The load-bearing line is if ( $validate['type'] == false ). Remove it, and the exception is never thrown; the file upload proceeds. The validation itself happens in wp_check_filetype(), which performs a lookup against WordPress's MIME type whitelist. The conditional is what turns that lookup result into an enforcement gate. The engineer also wrapped the logic in an else branch to handle cases where the filename is user-supplied, ensuring validation happens consistently whether the extension came from a user input or a fallback. Without this gate, even if wp_check_filetype() is called, its result is silently ignored and the upload completes.

Hardening Checklist

  • Call wp_check_filetype() on every user-supplied filename before writing it to disk, and throw an exception or return a 400 error if the type is false; do not silently allow fallback behaviour.
  • Use wp_upload_bits() or wp_handle_upload_prefilter hook instead of manually constructing file paths, as these functions apply validation automatically.
  • Implement a capability check (current_user_can()) at the REST endpoint level to restrict file uploads to users with explicit permission, not just any authenticated user.
  • Set the upload directory permissions to 0755 (or more restrictive) and ensure .htaccess or webserver configuration explicitly blocks execution of scripts in the uploads folder (e.g., php_flag engine off or <FilesMatch "\.php$"> Deny from all </FilesMatch>).
  • Validate the Content-Type header and base64 payload separately; never trust the filename extension alone when handling base64-encoded uploads.

References

  • https://nvd.nist.gov/vuln/detail/CVE-2025-7847

Frequently asked questions about CVE-2025-7847

What is CVE-2025-7847?

CVE-2025-7847 is a security vulnerability identified in ai-engine. This security advisory provides detailed technical analysis of the vulnerability, exploit methodology, affected versions, and complete remediation guidance.

Is there a PoC (proof of concept) for CVE-2025-7847?

Yes. This writeup includes proof-of-concept details and a technical exploit breakdown for CVE-2025-7847. Review the analysis sections above for the PoC walkthrough and code examples.

How does CVE-2025-7847 get exploited?

The technical analysis section explains the vulnerability mechanics, attack vectors, and exploitation methodology affecting ai-engine. PatchLeaks publishes this information for defensive and educational purposes.

What products and versions are affected by CVE-2025-7847?

CVE-2025-7847 affects ai-engine. Check the affected-versions section of this advisory for specific version ranges, vulnerable configurations, and compatibility information.

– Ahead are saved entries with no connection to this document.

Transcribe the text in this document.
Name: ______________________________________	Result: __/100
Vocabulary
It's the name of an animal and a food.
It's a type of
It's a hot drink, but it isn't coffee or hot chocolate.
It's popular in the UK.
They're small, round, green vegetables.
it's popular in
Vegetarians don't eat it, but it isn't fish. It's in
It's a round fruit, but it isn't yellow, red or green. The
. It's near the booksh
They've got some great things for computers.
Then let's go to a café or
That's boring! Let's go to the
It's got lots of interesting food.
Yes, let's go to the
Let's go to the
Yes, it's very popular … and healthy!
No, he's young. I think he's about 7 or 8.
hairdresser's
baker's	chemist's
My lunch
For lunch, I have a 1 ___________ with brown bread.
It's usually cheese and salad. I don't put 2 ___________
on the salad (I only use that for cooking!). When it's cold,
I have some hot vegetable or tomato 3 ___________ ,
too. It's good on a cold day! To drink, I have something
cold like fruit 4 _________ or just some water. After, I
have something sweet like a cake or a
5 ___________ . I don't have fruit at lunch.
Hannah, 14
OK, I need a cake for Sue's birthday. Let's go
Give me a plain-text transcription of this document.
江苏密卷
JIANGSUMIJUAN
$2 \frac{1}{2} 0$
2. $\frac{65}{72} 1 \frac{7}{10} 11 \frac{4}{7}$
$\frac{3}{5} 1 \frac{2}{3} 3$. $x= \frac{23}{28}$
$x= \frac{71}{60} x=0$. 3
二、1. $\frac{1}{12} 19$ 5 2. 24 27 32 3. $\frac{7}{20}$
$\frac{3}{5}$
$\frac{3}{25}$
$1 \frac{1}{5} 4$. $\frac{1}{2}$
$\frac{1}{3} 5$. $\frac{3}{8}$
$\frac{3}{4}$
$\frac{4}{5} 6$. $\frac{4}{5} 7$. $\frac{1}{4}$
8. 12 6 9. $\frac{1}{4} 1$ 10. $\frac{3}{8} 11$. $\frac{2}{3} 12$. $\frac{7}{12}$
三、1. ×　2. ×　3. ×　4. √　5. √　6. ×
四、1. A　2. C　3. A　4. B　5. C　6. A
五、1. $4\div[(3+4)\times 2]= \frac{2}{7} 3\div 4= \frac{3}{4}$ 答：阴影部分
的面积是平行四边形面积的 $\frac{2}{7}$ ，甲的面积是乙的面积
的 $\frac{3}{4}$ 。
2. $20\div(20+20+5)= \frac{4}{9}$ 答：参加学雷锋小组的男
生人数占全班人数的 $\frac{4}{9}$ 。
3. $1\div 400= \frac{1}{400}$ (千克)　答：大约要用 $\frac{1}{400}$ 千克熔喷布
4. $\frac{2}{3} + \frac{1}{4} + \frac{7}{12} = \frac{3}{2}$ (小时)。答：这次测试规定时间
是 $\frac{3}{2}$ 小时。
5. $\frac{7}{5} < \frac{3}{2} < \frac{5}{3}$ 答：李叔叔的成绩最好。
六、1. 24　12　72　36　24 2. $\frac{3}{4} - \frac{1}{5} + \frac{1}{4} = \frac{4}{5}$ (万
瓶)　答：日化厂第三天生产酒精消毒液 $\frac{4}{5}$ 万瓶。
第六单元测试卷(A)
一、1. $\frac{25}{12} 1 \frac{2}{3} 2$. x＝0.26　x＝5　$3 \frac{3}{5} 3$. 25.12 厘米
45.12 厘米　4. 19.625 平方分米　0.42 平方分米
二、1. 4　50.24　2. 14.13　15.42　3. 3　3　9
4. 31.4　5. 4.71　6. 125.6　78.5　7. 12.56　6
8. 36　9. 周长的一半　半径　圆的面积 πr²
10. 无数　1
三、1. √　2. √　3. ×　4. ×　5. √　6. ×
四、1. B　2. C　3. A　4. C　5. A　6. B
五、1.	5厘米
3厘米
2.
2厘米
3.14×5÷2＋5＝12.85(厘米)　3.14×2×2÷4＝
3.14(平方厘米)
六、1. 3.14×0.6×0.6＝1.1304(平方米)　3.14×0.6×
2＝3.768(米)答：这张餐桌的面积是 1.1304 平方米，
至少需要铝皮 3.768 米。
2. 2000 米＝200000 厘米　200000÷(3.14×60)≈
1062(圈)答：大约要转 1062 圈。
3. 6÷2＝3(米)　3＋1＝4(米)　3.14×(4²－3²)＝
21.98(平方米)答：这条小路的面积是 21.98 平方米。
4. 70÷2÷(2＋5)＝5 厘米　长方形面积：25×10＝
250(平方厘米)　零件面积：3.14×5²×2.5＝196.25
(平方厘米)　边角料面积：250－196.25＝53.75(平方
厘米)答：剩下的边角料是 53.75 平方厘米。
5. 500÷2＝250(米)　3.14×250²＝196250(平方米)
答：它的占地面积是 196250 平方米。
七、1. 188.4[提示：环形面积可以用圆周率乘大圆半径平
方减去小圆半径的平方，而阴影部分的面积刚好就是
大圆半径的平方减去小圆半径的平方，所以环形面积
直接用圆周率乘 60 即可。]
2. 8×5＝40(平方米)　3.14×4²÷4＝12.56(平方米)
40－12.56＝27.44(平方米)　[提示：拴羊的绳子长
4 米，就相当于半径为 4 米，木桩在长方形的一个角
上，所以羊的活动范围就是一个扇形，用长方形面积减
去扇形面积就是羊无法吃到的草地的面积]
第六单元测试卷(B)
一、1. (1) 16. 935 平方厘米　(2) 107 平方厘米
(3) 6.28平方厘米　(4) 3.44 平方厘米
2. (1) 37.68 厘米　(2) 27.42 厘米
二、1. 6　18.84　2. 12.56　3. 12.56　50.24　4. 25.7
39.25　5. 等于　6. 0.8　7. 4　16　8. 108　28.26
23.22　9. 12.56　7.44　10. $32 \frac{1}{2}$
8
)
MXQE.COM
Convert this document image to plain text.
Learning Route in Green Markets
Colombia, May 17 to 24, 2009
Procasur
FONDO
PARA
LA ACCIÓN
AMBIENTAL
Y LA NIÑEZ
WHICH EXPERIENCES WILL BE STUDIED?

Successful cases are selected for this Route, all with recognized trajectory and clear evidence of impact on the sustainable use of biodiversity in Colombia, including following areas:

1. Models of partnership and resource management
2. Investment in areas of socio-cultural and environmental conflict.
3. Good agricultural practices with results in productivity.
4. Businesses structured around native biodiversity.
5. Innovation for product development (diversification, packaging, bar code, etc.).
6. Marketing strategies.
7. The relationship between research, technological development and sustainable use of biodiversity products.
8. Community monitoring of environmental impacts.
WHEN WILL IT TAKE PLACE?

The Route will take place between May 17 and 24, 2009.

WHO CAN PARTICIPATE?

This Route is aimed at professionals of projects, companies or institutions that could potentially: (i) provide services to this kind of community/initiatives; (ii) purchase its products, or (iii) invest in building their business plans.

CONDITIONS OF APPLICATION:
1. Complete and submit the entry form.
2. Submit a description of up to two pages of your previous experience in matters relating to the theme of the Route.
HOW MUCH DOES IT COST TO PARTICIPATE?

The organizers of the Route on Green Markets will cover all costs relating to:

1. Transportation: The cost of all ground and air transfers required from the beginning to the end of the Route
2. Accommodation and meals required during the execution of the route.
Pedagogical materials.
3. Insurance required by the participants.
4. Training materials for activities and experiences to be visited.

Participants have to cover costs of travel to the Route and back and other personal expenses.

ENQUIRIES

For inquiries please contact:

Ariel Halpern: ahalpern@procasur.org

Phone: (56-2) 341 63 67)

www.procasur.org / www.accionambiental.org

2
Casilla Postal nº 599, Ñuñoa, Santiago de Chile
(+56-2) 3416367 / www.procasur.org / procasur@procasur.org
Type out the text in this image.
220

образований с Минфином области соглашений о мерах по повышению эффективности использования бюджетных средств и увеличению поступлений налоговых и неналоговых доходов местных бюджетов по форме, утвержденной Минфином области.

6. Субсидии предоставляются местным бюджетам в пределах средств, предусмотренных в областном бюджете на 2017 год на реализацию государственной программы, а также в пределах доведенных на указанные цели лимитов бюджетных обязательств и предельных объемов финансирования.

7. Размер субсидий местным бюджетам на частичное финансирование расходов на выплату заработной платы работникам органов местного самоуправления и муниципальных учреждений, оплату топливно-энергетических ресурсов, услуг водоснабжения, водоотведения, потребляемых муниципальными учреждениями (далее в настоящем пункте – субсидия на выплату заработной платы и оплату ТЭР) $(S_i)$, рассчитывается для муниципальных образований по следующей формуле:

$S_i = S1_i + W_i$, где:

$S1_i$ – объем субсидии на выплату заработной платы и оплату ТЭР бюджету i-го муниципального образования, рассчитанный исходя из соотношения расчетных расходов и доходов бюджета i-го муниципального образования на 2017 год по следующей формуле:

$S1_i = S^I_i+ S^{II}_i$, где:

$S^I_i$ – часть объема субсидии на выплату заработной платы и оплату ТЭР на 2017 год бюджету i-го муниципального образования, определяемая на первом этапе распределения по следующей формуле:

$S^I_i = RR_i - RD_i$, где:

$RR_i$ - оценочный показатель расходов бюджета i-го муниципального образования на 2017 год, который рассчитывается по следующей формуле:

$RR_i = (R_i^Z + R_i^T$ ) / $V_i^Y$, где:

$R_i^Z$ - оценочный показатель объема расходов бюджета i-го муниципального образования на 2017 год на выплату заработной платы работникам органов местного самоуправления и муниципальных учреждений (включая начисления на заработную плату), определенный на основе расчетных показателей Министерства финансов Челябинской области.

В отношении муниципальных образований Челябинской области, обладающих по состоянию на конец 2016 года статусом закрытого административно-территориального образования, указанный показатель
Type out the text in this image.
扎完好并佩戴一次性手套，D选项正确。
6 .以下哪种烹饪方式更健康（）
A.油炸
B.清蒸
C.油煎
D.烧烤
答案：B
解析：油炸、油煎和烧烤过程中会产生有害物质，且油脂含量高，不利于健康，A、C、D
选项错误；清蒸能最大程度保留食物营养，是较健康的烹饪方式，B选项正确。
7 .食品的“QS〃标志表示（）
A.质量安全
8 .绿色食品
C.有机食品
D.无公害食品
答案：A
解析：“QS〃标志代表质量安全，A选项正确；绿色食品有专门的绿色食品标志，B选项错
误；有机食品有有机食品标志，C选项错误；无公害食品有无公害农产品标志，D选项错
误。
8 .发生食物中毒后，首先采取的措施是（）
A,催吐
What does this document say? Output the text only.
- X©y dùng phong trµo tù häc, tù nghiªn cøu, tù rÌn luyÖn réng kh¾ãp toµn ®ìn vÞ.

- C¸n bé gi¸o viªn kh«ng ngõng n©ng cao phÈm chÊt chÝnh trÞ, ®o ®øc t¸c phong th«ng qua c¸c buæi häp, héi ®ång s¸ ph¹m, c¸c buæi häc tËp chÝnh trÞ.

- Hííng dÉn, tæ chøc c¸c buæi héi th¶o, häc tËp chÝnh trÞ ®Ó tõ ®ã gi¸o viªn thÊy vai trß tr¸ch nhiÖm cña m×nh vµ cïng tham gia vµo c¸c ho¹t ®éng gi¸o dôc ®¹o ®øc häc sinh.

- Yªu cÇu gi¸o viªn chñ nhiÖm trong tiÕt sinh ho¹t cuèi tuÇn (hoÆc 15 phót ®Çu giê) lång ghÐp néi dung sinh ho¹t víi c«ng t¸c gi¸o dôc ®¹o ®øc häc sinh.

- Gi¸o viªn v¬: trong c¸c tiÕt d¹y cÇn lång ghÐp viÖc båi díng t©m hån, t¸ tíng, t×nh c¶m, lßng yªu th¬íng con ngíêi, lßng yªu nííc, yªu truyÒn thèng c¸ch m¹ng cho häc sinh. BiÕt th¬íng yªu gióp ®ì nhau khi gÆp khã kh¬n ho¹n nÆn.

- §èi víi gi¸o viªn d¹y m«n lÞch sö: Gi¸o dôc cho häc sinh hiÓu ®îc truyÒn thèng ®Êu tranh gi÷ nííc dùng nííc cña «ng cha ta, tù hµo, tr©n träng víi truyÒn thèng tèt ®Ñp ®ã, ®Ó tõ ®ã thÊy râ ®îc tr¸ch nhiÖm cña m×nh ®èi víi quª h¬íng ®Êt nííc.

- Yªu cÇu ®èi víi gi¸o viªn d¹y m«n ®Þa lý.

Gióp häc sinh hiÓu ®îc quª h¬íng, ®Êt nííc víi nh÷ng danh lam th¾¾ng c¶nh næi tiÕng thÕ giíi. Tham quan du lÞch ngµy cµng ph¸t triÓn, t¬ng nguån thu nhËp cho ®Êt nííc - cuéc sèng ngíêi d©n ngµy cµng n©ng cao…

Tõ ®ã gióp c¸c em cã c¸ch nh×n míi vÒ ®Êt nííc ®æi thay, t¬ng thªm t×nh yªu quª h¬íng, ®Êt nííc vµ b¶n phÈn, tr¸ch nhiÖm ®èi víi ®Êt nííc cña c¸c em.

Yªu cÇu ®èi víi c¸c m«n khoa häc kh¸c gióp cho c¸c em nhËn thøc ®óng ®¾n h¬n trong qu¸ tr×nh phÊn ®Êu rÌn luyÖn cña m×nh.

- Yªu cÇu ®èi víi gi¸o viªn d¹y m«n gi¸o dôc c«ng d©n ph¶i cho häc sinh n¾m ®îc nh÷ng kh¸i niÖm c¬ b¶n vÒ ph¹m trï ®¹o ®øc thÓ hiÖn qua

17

How do I fix or patch CVE-2025-7847?

The patch analysis section provides guidance on updating to patched versions, applying workarounds, and implementing compensating controls for ai-engine.

What is the CVSS score for CVE-2025-7847?

The severity rating and CVSS scoring for CVE-2025-7847 affecting ai-engine is documented in the vulnerability details section. Refer to the NVD entry for the current authoritative score.